Now, the doctors send their lessons to the central computer to build the "Super Doctor."

  • The Old Teacher said: "Doctor C, you have 10,000 patients, so your vote counts 10,000 times."
  • The New Teacher (DA-FL) says: "Doctor C, you have 10,000 patients, but only 10 are diabetic. Your vote on diabetes is weak. Doctor B, you only have 100 patients, but 50 are diabetic. Your vote counts 50 times more!"

The new teacher calculates a "Minority Amplification Factor." It's like a volume knob.

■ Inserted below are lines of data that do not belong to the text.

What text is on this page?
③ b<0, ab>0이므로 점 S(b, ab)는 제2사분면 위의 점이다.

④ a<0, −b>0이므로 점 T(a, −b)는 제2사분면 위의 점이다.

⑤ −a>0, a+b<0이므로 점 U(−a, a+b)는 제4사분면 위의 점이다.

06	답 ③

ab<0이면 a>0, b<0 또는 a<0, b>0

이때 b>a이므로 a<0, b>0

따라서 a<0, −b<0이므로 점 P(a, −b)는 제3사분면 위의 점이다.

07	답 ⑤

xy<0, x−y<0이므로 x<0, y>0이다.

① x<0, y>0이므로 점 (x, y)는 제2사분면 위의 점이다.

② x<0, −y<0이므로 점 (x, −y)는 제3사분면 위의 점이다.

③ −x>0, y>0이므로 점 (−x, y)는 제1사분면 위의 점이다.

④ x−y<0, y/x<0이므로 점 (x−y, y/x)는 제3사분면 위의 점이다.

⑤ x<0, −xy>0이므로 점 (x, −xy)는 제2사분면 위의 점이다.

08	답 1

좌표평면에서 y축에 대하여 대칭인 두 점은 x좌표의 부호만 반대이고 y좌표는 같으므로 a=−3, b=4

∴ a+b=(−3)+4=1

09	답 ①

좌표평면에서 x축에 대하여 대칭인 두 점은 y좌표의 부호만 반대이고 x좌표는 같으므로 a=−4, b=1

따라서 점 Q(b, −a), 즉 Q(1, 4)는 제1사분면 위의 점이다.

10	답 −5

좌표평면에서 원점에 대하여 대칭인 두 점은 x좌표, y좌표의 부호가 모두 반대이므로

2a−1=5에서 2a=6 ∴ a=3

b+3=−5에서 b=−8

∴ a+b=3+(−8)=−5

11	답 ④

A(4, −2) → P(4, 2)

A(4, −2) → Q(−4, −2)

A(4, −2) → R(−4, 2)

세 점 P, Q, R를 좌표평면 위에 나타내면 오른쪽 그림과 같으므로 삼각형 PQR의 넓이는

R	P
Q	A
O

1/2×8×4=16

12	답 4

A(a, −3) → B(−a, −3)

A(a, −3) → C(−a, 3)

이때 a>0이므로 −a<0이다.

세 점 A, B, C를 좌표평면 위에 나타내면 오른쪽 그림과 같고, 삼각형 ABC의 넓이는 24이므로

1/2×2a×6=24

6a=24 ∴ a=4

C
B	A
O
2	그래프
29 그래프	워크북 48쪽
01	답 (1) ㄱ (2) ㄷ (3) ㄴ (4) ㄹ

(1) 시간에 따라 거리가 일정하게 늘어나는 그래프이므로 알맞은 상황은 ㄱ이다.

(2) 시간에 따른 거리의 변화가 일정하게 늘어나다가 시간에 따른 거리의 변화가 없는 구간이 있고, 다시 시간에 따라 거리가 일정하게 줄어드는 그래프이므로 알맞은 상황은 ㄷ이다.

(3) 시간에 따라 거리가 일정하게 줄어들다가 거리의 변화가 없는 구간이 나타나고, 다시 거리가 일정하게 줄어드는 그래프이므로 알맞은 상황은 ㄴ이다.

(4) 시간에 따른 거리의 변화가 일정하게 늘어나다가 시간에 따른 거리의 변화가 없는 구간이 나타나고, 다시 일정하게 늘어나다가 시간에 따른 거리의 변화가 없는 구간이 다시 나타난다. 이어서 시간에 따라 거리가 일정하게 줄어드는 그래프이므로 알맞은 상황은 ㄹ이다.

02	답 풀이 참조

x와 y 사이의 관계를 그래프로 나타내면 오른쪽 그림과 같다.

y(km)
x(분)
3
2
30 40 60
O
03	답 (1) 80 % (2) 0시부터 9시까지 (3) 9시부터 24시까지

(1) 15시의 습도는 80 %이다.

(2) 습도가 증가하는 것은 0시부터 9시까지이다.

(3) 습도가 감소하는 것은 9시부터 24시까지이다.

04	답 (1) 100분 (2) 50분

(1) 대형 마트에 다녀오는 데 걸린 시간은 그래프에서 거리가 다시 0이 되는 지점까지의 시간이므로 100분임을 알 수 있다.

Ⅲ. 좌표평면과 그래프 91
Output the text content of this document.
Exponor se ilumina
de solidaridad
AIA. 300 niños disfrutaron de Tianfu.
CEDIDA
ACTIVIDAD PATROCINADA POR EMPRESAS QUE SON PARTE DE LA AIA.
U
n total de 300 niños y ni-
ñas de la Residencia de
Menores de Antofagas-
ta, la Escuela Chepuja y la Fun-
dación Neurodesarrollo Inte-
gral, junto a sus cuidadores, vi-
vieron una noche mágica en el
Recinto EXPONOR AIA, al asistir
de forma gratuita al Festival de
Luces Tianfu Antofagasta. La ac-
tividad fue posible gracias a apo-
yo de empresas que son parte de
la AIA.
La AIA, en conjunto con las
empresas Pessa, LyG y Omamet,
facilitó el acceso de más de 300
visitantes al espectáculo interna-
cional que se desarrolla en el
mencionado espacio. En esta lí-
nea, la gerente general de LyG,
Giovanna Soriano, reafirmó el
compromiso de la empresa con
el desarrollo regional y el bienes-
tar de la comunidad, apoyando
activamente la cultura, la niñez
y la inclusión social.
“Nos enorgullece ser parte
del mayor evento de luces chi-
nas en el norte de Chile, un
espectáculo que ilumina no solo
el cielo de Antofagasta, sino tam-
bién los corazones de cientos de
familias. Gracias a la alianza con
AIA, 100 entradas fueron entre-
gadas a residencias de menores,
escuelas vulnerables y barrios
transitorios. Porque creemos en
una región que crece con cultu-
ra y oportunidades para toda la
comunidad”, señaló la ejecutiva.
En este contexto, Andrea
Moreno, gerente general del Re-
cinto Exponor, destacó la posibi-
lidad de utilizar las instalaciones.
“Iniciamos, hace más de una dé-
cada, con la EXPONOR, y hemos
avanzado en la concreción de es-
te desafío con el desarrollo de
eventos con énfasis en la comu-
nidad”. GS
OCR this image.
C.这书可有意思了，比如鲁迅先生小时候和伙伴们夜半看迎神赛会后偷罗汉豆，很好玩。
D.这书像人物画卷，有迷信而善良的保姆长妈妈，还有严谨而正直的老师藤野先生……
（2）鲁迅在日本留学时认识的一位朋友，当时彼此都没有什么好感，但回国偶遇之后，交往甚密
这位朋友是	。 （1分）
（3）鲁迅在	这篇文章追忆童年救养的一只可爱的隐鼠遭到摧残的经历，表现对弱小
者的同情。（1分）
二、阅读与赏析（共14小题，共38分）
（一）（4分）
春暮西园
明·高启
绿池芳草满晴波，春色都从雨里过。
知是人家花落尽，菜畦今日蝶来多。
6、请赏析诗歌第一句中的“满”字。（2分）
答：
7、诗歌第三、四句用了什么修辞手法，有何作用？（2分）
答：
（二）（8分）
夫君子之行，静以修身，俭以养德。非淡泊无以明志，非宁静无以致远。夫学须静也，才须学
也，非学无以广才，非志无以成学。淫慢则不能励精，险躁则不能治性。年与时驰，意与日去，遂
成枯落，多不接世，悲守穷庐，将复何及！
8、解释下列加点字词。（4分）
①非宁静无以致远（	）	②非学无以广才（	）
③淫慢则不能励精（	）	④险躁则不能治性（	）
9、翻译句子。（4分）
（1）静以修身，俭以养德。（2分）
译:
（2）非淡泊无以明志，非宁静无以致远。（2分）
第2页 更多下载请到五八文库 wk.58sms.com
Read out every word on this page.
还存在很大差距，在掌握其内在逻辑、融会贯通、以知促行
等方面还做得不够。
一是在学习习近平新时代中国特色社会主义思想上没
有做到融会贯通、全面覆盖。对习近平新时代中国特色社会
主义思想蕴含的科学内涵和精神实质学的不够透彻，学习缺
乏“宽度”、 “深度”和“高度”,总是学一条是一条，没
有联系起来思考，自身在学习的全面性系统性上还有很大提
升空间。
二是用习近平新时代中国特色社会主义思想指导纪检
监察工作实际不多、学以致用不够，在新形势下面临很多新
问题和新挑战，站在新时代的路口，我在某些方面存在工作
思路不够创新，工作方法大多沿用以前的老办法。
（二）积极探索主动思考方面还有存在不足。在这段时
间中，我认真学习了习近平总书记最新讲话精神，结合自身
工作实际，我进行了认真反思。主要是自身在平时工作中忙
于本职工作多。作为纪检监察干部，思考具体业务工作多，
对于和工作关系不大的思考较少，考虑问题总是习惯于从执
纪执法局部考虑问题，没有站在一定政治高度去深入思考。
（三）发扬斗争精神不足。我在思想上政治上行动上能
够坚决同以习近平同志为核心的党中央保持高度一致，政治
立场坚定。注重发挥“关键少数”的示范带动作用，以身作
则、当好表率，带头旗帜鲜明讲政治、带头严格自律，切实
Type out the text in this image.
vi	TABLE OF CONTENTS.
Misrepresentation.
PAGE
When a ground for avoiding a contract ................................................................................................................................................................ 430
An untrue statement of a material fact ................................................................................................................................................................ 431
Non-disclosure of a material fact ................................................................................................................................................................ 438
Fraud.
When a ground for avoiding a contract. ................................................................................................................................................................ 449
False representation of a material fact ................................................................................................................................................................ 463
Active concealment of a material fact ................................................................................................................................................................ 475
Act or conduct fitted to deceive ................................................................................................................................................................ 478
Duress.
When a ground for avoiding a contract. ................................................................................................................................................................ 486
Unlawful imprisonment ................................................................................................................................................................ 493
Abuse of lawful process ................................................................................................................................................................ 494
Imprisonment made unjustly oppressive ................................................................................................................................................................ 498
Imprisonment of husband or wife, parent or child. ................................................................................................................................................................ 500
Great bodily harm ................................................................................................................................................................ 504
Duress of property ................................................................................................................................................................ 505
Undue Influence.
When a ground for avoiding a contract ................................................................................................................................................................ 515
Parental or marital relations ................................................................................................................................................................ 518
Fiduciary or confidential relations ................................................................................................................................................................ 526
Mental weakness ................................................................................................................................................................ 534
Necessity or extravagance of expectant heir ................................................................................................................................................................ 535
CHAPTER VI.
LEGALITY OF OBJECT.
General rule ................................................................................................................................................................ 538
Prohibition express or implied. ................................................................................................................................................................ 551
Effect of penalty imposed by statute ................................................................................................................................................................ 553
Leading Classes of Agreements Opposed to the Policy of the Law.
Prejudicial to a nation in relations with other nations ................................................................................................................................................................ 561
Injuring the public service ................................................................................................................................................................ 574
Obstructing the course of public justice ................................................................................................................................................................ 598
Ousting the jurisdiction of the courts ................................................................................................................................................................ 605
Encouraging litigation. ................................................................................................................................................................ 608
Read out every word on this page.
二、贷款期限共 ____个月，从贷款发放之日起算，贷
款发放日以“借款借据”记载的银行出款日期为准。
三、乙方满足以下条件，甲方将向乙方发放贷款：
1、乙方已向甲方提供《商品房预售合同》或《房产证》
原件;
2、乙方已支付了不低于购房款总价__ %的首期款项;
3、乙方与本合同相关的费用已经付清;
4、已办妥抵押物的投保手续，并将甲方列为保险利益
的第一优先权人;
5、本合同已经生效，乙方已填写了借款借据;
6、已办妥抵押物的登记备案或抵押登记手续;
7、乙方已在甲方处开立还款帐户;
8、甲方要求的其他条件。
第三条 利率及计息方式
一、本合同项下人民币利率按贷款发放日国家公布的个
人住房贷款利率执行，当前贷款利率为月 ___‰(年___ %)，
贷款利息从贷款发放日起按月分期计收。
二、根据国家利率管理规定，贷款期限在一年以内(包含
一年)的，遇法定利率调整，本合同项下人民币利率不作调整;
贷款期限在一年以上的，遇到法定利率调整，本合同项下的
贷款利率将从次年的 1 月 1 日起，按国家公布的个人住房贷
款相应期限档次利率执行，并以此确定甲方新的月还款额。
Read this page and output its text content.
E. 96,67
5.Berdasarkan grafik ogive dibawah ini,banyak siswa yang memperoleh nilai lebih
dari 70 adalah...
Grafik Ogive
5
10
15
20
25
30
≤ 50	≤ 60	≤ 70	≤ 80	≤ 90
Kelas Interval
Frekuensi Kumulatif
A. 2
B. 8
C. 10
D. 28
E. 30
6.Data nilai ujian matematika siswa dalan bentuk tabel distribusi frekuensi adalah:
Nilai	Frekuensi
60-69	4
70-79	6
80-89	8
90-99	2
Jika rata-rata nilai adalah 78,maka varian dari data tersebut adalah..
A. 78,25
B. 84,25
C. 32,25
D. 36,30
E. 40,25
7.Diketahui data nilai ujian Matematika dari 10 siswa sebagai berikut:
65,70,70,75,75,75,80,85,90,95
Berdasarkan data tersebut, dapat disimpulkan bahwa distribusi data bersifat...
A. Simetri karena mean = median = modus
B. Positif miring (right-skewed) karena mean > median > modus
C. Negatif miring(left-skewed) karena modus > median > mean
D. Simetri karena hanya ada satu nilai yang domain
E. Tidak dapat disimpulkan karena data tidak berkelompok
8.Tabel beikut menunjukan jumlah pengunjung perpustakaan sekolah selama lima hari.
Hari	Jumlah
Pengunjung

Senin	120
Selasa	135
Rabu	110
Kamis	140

  • If a doctor has very few diabetic patients, the teacher turns their volume down (so they don't drown out the others with "No diabetes" noise).
  • If a doctor has many diabetic patients, the teacher turns their volume up (so their experience with the disease is heard clearly).

Why This Matters

The paper tested this on a massive dataset of over 230,000 health records. Here is what happened:

  • Stability: The old method was like a rollercoaster. One day the Super Doctor was great, the next day it was useless. The new method (DA-FL) was like a smooth train ride—consistent and reliable every single time.
  • Accuracy: The new method was 31 times more stable than the old one.
  • Saving Lives: Most importantly, the new method was much better at catching the "minority" (the diabetic patients). It didn't just guess "healthy" to get a high score; it actually found the sick people.

The Bottom Line

This paper solves a problem where big data usually wins over rare data. In a world where we can't share private medical records, DA-FL ensures that the "Super Doctor" doesn't just become an expert on the majority. Instead, it becomes an expert on everyone, especially the vulnerable minority who need the most help.

It's like changing a classroom rule from "The student with the most homework gets the most credit" to "The student who solves the hardest problems gets the most credit." This way, the rare and difficult cases (like diabetes) get the attention they deserve.